NU Online News Service, April 4, 3:01 p.m. EDT

Circumstances surrounding David Sokol’s recent resignation from Berkshire Hathaway are credit negative for the company, Moody’s Investors Service says, due to an appearance of conflict of interest and, more broadly, management succession risk at the company.

Sokol served as chairman of Berkshire’s MidAmerican Energy, NetJets and Johns Manville units. He announced his resignation last Monday.

The conflict-of-interest concerns stem from Sokol’s involvement in identifying Lubrizol—a chemical company—as a Berkshire acquisition target. Moody’s says that a March 30 Berkshire statement indicates that Sokol traded Lubrizol shares during December and January, around the time of his discussions with Lubrizol and Citibank regarding the acquisition.

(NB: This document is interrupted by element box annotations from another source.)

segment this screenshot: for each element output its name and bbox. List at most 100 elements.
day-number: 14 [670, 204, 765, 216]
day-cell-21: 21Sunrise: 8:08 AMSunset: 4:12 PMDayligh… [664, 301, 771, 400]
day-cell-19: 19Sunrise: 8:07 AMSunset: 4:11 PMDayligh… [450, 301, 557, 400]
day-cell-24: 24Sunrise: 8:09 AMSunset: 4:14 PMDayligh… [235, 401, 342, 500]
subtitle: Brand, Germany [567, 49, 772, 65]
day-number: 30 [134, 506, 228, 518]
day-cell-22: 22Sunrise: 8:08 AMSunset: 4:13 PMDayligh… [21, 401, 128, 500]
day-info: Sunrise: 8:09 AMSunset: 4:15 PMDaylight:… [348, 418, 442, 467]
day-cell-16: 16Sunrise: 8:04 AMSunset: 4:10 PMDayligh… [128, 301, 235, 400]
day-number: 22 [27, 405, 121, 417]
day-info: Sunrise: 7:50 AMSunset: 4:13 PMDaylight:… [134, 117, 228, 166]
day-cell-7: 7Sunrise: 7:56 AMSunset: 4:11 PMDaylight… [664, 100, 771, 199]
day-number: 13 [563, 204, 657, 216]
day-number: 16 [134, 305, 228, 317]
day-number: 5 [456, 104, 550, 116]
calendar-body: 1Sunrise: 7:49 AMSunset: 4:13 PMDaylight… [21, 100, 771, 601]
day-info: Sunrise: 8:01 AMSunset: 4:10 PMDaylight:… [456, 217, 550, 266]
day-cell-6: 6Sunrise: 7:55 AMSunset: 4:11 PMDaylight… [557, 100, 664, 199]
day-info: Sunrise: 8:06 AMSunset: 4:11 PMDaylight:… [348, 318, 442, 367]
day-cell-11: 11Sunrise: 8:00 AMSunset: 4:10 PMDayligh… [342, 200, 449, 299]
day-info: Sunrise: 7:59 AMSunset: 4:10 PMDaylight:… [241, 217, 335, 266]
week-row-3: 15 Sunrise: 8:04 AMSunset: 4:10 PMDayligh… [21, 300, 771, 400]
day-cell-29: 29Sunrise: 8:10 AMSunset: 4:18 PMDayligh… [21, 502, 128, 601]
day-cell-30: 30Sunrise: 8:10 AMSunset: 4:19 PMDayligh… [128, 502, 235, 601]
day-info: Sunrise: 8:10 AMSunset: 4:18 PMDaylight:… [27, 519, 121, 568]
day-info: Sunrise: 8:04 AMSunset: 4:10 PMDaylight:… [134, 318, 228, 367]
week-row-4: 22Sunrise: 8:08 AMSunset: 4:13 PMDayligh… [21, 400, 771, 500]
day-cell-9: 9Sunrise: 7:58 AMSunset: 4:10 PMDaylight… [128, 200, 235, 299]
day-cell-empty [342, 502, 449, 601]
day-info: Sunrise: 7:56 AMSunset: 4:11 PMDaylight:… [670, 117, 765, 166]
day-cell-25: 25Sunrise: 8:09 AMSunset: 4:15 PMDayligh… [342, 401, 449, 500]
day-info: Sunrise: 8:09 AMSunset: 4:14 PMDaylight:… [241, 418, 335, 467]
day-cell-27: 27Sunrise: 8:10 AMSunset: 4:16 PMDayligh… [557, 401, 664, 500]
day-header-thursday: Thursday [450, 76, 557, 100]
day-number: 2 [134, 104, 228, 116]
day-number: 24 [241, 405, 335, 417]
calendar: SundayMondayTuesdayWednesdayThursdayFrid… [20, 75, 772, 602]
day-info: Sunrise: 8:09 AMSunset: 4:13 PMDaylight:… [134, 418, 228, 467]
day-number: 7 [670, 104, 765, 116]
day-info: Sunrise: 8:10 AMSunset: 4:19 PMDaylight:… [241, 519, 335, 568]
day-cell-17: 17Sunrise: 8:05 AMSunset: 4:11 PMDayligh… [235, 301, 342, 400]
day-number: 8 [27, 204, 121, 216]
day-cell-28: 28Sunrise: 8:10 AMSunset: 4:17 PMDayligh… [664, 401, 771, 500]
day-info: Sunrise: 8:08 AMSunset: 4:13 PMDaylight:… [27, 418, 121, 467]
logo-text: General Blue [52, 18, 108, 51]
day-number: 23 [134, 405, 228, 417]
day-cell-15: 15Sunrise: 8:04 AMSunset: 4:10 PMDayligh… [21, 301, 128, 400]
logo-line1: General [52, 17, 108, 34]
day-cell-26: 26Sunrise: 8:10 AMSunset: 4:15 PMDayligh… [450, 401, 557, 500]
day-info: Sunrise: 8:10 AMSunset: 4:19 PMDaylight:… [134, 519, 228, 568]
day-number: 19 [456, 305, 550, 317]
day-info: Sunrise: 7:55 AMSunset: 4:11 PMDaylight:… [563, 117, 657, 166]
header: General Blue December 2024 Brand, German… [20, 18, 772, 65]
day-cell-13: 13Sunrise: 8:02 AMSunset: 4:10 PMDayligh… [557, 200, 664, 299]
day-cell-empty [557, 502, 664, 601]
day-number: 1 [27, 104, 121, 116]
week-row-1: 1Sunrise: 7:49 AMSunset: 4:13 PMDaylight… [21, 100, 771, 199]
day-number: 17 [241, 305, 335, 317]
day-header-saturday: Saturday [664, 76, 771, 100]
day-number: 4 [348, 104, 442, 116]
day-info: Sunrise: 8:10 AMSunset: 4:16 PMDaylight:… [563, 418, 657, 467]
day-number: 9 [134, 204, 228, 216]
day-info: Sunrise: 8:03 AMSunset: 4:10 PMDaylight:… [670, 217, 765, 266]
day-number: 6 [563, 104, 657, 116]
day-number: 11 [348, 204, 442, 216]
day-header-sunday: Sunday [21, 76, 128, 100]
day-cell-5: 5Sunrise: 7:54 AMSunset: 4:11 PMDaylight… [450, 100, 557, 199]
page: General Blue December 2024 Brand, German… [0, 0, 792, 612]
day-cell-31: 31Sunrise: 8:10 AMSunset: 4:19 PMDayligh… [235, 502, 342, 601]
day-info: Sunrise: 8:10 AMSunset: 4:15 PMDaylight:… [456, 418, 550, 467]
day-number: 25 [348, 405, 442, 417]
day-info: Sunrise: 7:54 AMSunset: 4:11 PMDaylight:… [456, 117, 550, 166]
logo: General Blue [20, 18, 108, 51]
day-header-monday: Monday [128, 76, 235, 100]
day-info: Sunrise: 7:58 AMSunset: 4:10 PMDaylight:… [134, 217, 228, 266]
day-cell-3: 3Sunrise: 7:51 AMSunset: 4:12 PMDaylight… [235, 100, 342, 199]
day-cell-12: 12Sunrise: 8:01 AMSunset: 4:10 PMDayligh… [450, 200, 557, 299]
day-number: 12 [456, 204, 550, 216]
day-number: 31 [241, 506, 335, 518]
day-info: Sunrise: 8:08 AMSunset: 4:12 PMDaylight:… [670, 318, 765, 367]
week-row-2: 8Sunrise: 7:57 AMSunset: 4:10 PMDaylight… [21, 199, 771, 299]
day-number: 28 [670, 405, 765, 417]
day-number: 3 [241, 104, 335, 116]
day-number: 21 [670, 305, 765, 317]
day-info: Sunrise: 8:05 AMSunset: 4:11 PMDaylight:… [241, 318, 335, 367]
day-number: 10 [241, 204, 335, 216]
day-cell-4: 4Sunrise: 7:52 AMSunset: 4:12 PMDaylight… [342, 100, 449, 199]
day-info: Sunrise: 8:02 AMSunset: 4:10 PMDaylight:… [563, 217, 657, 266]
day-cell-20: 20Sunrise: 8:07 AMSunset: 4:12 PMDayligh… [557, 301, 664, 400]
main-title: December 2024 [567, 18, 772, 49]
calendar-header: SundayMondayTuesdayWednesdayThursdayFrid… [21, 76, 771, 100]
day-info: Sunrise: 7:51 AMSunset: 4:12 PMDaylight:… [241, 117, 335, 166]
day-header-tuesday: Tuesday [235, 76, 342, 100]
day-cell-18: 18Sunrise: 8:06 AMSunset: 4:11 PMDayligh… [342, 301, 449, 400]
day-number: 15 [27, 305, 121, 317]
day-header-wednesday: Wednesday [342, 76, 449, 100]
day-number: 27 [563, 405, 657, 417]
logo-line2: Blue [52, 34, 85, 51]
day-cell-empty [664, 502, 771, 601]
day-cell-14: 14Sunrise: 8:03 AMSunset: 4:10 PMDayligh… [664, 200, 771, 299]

“We believe that [Sokol’s] trading of Lubrizol shares around the time of his discussions with Citibank and Lubrizol creates the appearance of a conflict of interest on his part,” Moody’s says. “In addition, these activities may be investigated by the Securities and Exchange Commission, the Financial Industry Regulatory Authority, and other parties. Finally, the sequence of events raises questions about the adequacy of Berkshire’s risk controls, particularly in the area of securities trading, where Berkshire is an active player.”

Moody’s says it expects Berkshire’s management team to address any repercussions quickly, and adds that the company’s “Aa2” senior debt rating and stable outlook are not affected at this time.

Speaking more broadly about Berkshire’s governance challenges, Moody’s says the company “faces management succession risk given the vital role played by CEO Warren Buffett, 80, in shaping strategy and managing investments.”

Moody’s adds, “As Berkshire prepares for a leadership change, we expect the firm to develop more robust governance practices, risk oversight and risk controls.”